Transmission of Hemagglutinin D222G Mutant Strain of Pandemic (H1N1) 2009 Virus

Emerging Infectious Diseases May 2010  V.16  N.5  p.863-865

Simona Puzelli,  Marzia Facchini, Domenico Spagnolo, Maria A. De Marco, Laura Calzoletti, Alessandro Zanetti, Roberto Fumagalli, Maria L. Tanzi, Antonio Cassone, Giovanni Rezza, Isabella Donatelli, and the Surveillance Group for Pandemic A (H1N1) 2009 Influenza Virus in Italy1

National Institute of Health, Rome, Italy (S. Puzelli, M. Facchini, D. Spagnolo, M.A. De Marco, L. Calzoletti, A. Cassone, G. Rezza, I. Donatelli); Università degli Studi di Milano, Milan, Italy (A. Zanetti); Università degli Studi di Milano-Bicocca, Milan (R. Fumagalli); and Università degli Studi di Parma, Parma, Italy (M.L. Tanzi)

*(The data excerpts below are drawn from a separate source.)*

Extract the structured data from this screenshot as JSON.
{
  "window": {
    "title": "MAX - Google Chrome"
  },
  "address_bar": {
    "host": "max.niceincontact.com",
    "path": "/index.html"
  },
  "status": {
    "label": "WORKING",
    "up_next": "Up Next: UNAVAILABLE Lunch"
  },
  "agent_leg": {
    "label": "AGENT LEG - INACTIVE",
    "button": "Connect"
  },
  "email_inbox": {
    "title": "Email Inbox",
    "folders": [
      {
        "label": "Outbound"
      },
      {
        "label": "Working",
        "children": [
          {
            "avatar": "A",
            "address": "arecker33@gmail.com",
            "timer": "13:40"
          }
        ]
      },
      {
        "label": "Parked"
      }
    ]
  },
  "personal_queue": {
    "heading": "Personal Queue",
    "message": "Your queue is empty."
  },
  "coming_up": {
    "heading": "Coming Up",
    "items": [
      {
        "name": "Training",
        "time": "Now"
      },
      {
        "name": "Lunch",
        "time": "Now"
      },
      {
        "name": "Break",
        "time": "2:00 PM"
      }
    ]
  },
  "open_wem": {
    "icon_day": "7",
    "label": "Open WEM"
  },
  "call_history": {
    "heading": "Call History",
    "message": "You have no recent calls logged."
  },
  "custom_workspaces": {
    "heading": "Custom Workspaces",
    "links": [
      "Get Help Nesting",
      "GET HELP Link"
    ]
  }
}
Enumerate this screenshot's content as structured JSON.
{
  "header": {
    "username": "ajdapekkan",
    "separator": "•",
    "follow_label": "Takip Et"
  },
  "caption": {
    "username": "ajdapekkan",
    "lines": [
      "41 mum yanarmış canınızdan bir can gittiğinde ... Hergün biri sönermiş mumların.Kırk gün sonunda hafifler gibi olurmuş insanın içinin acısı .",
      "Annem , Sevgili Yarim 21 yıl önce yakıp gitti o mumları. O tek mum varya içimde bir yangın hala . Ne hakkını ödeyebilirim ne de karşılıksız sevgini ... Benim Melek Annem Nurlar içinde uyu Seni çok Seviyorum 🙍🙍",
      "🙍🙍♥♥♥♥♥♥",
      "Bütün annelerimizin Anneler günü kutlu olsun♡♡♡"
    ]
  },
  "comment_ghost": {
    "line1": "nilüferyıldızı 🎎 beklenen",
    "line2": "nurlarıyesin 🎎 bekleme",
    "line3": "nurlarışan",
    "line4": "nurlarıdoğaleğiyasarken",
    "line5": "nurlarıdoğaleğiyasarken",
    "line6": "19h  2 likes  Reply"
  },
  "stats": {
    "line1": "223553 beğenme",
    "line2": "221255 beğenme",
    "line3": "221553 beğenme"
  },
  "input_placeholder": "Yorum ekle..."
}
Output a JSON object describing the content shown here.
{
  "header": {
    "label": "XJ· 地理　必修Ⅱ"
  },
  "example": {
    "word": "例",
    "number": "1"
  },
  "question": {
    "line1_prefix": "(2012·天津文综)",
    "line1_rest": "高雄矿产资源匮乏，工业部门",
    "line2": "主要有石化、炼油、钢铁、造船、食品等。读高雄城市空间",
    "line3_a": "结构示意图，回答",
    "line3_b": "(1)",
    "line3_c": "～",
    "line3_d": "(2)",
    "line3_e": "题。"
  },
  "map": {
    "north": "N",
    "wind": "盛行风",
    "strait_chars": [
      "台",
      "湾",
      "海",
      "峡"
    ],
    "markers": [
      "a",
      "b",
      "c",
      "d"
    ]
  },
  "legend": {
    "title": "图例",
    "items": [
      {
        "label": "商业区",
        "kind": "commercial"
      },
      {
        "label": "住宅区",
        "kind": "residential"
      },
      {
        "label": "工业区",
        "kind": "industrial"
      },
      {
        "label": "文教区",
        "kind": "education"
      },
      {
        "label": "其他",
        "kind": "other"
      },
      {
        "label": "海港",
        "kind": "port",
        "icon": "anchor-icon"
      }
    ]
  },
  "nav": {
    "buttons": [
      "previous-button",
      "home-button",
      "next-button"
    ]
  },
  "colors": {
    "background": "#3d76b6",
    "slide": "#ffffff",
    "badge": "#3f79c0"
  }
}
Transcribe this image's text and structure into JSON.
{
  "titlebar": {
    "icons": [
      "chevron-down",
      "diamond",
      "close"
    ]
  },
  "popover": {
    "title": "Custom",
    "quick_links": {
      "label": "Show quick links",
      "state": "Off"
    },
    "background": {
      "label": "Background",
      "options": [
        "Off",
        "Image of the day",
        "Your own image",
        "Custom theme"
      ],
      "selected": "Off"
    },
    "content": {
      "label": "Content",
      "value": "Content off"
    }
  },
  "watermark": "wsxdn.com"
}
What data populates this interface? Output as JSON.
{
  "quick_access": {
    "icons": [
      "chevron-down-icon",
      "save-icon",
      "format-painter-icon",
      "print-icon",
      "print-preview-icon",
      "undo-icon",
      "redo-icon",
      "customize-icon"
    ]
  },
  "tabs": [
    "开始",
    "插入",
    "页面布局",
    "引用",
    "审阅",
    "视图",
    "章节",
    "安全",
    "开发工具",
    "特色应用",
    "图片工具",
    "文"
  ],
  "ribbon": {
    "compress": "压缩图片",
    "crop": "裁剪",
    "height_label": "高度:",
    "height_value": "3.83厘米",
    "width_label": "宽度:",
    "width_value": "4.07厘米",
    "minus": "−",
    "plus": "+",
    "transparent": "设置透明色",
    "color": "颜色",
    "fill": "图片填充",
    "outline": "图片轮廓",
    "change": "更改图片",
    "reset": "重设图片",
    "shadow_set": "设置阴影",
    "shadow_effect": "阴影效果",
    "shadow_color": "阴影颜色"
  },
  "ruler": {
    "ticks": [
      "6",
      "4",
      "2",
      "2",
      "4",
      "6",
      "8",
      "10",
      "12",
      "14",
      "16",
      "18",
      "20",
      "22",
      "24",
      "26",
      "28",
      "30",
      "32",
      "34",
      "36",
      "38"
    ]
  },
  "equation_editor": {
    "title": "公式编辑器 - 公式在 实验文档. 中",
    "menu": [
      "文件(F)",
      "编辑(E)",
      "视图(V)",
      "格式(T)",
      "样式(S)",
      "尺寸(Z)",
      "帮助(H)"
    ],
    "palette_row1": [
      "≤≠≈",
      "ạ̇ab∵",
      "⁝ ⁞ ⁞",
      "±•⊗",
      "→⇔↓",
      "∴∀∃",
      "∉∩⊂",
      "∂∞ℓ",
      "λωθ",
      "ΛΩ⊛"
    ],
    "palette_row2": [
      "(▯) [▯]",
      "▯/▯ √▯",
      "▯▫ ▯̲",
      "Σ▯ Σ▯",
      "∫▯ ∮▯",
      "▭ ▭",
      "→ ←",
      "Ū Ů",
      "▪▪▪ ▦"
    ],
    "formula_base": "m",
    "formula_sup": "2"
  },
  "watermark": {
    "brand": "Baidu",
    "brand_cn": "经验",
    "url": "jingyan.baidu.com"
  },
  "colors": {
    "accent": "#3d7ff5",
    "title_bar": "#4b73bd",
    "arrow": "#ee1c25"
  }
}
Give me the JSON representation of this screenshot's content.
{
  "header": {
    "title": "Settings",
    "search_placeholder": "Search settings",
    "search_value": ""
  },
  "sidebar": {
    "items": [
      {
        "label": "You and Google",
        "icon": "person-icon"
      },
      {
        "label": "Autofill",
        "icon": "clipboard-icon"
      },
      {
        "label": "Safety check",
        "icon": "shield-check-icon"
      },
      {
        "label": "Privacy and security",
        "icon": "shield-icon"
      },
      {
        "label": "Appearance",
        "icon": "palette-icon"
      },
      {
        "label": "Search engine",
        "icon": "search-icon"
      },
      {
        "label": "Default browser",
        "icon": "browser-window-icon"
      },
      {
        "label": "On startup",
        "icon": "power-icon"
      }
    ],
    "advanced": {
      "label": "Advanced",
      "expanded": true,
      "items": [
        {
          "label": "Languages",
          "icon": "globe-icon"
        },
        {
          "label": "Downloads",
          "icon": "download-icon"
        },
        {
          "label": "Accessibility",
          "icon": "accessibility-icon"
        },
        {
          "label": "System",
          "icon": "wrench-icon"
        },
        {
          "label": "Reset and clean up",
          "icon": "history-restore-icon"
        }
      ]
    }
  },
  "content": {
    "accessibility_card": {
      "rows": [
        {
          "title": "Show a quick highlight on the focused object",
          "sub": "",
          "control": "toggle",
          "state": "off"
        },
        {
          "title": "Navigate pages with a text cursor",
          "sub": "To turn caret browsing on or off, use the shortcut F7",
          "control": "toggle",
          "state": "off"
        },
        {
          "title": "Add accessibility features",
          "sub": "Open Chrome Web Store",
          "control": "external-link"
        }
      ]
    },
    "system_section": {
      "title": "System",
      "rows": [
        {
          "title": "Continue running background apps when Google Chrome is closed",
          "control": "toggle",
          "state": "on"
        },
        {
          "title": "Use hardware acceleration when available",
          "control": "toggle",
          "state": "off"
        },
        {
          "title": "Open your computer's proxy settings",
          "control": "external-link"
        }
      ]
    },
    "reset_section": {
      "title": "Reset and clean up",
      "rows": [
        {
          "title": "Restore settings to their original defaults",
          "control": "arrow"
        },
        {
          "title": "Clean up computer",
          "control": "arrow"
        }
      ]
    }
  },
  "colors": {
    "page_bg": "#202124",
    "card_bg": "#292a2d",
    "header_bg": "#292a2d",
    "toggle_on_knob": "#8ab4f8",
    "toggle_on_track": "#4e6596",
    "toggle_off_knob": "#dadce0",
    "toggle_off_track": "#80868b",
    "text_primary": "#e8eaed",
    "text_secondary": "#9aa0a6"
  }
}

A pandemic (H1N1) 2009 virus strain carrying the D222G mutation was identified in a severely ill man and was transmitted to a household contact. Only mild illness developed in the contact, despite his obesity and diabetes. The isolated virus reacted fully with an antiserum against the pandemic vaccine strain.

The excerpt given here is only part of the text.